The law was overturned by the court. This bill is an effort to reinstate the law, while satisfying the court's concerns over the seizure component. The officer has discretion as to whether or not to impound, but if they do, the vehicle must be held for 12 hours while the person becomes sober. The issues the underlying legislation was designed to address continue to persist. There was a recent case in Seattle in which an impaired driving offender retrieved their vehicle, which was not subject to mandatory impound, and reoffended in the same day, causing an accident. A vehicle in the hands of someone under the influence is a weapon. Separating people from their vehicles is the least that can be done.
This bill is a safety bill and is important to the towing industry. The towing industry is not getting a windfall from these cases and appreciates the reduction in the liability that can arise when a person attempts to redeem his or her vehicle while still impaired. Currently, vehicles are still being impounded, but not held for 12 hours. Tow companies are told to call the police when an intoxicated person tries to retrieve a vehicle, but police have more serious crimes to handle. In other cases, law enforcement are not impounding and vehicles are left in unsafe places on the road. Tow drivers are also put in dangerous situations when impaired drivers are released from custody and show up to a scene to take a car while still impaired.
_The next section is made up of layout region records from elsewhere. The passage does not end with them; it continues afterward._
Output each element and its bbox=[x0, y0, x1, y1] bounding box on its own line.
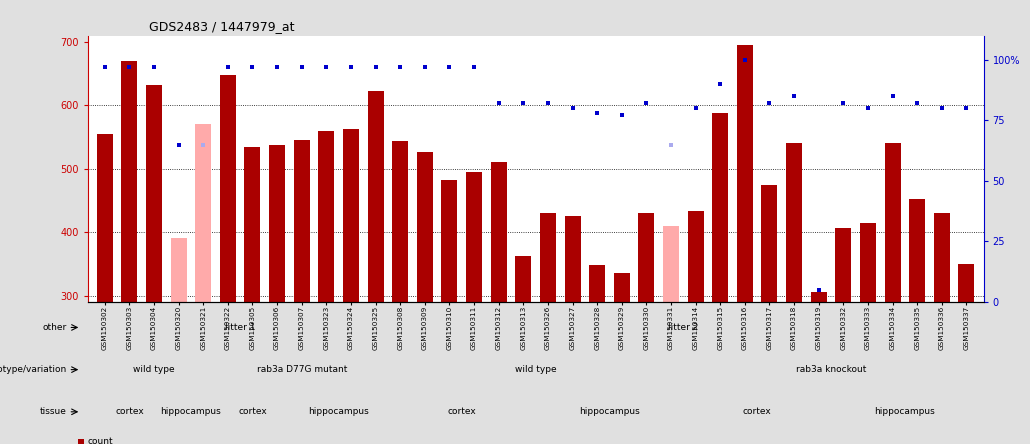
Text: tissue: tissue bbox=[40, 407, 67, 416]
Title: GDS2483 / 1447979_at: GDS2483 / 1447979_at bbox=[149, 20, 295, 33]
Bar bbox=[885, 143, 900, 302]
Bar bbox=[318, 131, 335, 302]
Bar bbox=[540, 213, 556, 302]
Bar bbox=[835, 228, 852, 302]
Text: hippocampus: hippocampus bbox=[308, 407, 369, 416]
Bar bbox=[343, 129, 359, 302]
Bar bbox=[564, 216, 581, 302]
Text: wild type: wild type bbox=[133, 365, 175, 374]
Text: hippocampus: hippocampus bbox=[579, 407, 640, 416]
Bar bbox=[934, 213, 950, 302]
Text: cortex: cortex bbox=[238, 407, 267, 416]
Bar bbox=[712, 113, 728, 302]
Bar bbox=[368, 91, 383, 302]
Text: genotype/variation: genotype/variation bbox=[0, 365, 67, 374]
Text: wild type: wild type bbox=[515, 365, 556, 374]
Bar bbox=[219, 75, 236, 302]
Text: cortex: cortex bbox=[115, 407, 144, 416]
Bar bbox=[171, 238, 186, 302]
Text: litter 1: litter 1 bbox=[225, 323, 255, 332]
Bar bbox=[614, 274, 629, 302]
Bar bbox=[392, 141, 408, 302]
Bar bbox=[909, 199, 925, 302]
Bar bbox=[146, 85, 162, 302]
Bar bbox=[442, 179, 457, 302]
Bar bbox=[959, 264, 974, 302]
Bar bbox=[786, 143, 802, 302]
Text: cortex: cortex bbox=[447, 407, 476, 416]
Text: rab3a knockout: rab3a knockout bbox=[796, 365, 866, 374]
Bar bbox=[688, 211, 703, 302]
Bar bbox=[736, 45, 753, 302]
Bar bbox=[589, 265, 606, 302]
Bar bbox=[466, 172, 482, 302]
Text: litter 2: litter 2 bbox=[668, 323, 698, 332]
Bar bbox=[860, 222, 876, 302]
Text: other: other bbox=[42, 323, 67, 332]
Bar bbox=[294, 140, 310, 302]
Bar bbox=[196, 124, 211, 302]
Bar bbox=[761, 185, 778, 302]
Bar bbox=[515, 256, 531, 302]
Bar bbox=[244, 147, 261, 302]
Text: hippocampus: hippocampus bbox=[874, 407, 935, 416]
Bar bbox=[811, 293, 827, 302]
Text: rab3a D77G mutant: rab3a D77G mutant bbox=[256, 365, 347, 374]
Bar bbox=[122, 61, 137, 302]
Bar bbox=[663, 226, 679, 302]
Bar bbox=[490, 163, 507, 302]
Text: count: count bbox=[88, 437, 113, 444]
Text: cortex: cortex bbox=[743, 407, 771, 416]
Bar bbox=[269, 145, 285, 302]
Bar bbox=[417, 151, 433, 302]
Bar bbox=[97, 135, 112, 302]
Text: hippocampus: hippocampus bbox=[161, 407, 221, 416]
Bar bbox=[639, 213, 654, 302]
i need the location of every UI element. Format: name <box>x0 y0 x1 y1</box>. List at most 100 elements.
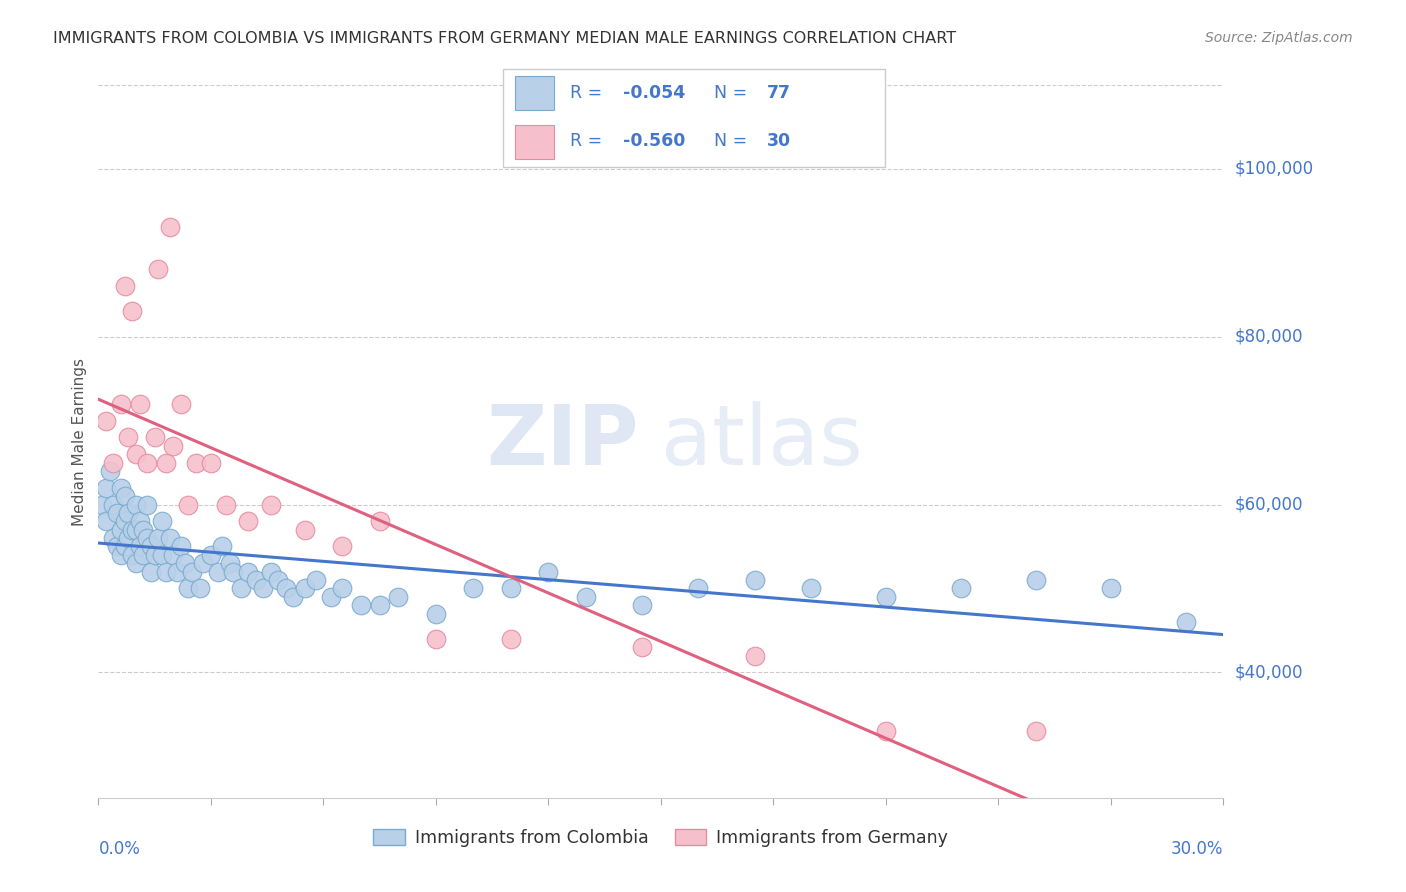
Point <box>425 632 447 646</box>
Point <box>294 523 316 537</box>
Point <box>125 447 148 461</box>
Text: $80,000: $80,000 <box>1234 327 1303 345</box>
Point <box>200 456 222 470</box>
Text: 30: 30 <box>766 132 792 150</box>
Point <box>114 489 136 503</box>
Text: $40,000: $40,000 <box>1234 664 1303 681</box>
Point <box>103 531 125 545</box>
Text: 0.0%: 0.0% <box>98 840 141 858</box>
Point <box>148 531 170 545</box>
Bar <box>515 126 554 159</box>
Point <box>330 540 353 554</box>
Point <box>744 573 766 587</box>
Point <box>162 439 184 453</box>
Point <box>105 506 128 520</box>
Point <box>1174 615 1197 629</box>
Point <box>117 506 139 520</box>
Text: R =: R = <box>569 84 607 102</box>
Point <box>368 599 391 613</box>
Point <box>260 565 283 579</box>
Point <box>170 397 193 411</box>
Text: N =: N = <box>714 84 752 102</box>
Point <box>94 514 117 528</box>
Point <box>688 582 710 596</box>
Point <box>159 531 181 545</box>
Point <box>387 590 409 604</box>
Point <box>245 573 267 587</box>
Point <box>193 556 215 570</box>
Point <box>139 540 162 554</box>
Point <box>368 514 391 528</box>
Point <box>132 523 155 537</box>
Point <box>103 498 125 512</box>
Text: N =: N = <box>714 132 752 150</box>
Point <box>875 590 897 604</box>
Point <box>110 397 132 411</box>
Point <box>150 548 173 562</box>
Point <box>114 540 136 554</box>
Point <box>177 498 200 512</box>
Point <box>155 565 177 579</box>
Text: -0.560: -0.560 <box>623 132 686 150</box>
Point <box>114 279 136 293</box>
Point <box>200 548 222 562</box>
Point <box>294 582 316 596</box>
Point <box>166 565 188 579</box>
Point <box>110 548 132 562</box>
Text: -0.054: -0.054 <box>623 84 685 102</box>
Legend: Immigrants from Colombia, Immigrants from Germany: Immigrants from Colombia, Immigrants fro… <box>367 822 955 854</box>
Point <box>128 397 150 411</box>
Point <box>260 498 283 512</box>
Point <box>110 481 132 495</box>
Point <box>94 481 117 495</box>
Point <box>184 456 207 470</box>
Point <box>229 582 252 596</box>
Point <box>215 498 238 512</box>
Point <box>136 531 159 545</box>
Point <box>188 582 211 596</box>
Point <box>267 573 290 587</box>
Point <box>283 590 305 604</box>
Point <box>330 582 353 596</box>
Point <box>114 514 136 528</box>
Point <box>150 514 173 528</box>
Point <box>94 413 117 427</box>
Y-axis label: Median Male Earnings: Median Male Earnings <box>72 358 87 525</box>
Point <box>1025 724 1047 739</box>
Point <box>117 531 139 545</box>
Point <box>128 514 150 528</box>
Point <box>98 464 121 478</box>
Point <box>128 540 150 554</box>
Point <box>499 632 522 646</box>
Point <box>949 582 972 596</box>
Point <box>91 498 114 512</box>
FancyBboxPatch shape <box>503 69 884 168</box>
Point <box>1099 582 1122 596</box>
Point <box>103 456 125 470</box>
Point <box>207 565 229 579</box>
Point <box>463 582 485 596</box>
Point <box>132 548 155 562</box>
Point <box>121 548 143 562</box>
Point <box>105 540 128 554</box>
Point <box>350 599 373 613</box>
Point <box>238 565 260 579</box>
Point <box>125 556 148 570</box>
Point <box>143 548 166 562</box>
Point <box>222 565 245 579</box>
Point <box>148 262 170 277</box>
Text: ZIP: ZIP <box>486 401 638 482</box>
Point <box>117 430 139 444</box>
Text: $100,000: $100,000 <box>1234 160 1313 178</box>
Point <box>181 565 204 579</box>
Point <box>274 582 297 596</box>
Point <box>139 565 162 579</box>
Point <box>252 582 274 596</box>
Point <box>631 599 654 613</box>
Point <box>499 582 522 596</box>
Point <box>218 556 240 570</box>
Point <box>305 573 328 587</box>
Point <box>121 304 143 318</box>
Point <box>425 607 447 621</box>
Point <box>159 220 181 235</box>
(Other) It was known that this was a grossly unconstitutional bill when it was considered nine years ago. There are tragic situations at issue, but people fought and died for the Constitution and against living in a fascist state. This bill will again abridge constitutional rights. The tone of this bill is that the Legislature intends to do the same thing they did last time, with a bad faith workaround of what is seen as a technical impediment. There should be a good faith determination that impound is reasonable under the circumstances, and the law should spell out a set of requirements that should be considered.
Persons Testifying: (In support) Representative Van Werven, prime sponsor; Hailey Huntley (French); Dan Johnson Sr., Industry Consultant; Matthew Porter, 24 Hour Towing and Towing and Recovery Association of Washington; Emily Wade, Big D Towing, Day & Nite Towing, Jim's Northgate Towing, and Towing and Recovery Association of Washington; and James McMahan, Washington Association of Sheriffs and Police Chiefs.
(Other) Arthur West.
Persons Signed In To Testify But Not Testifying: None.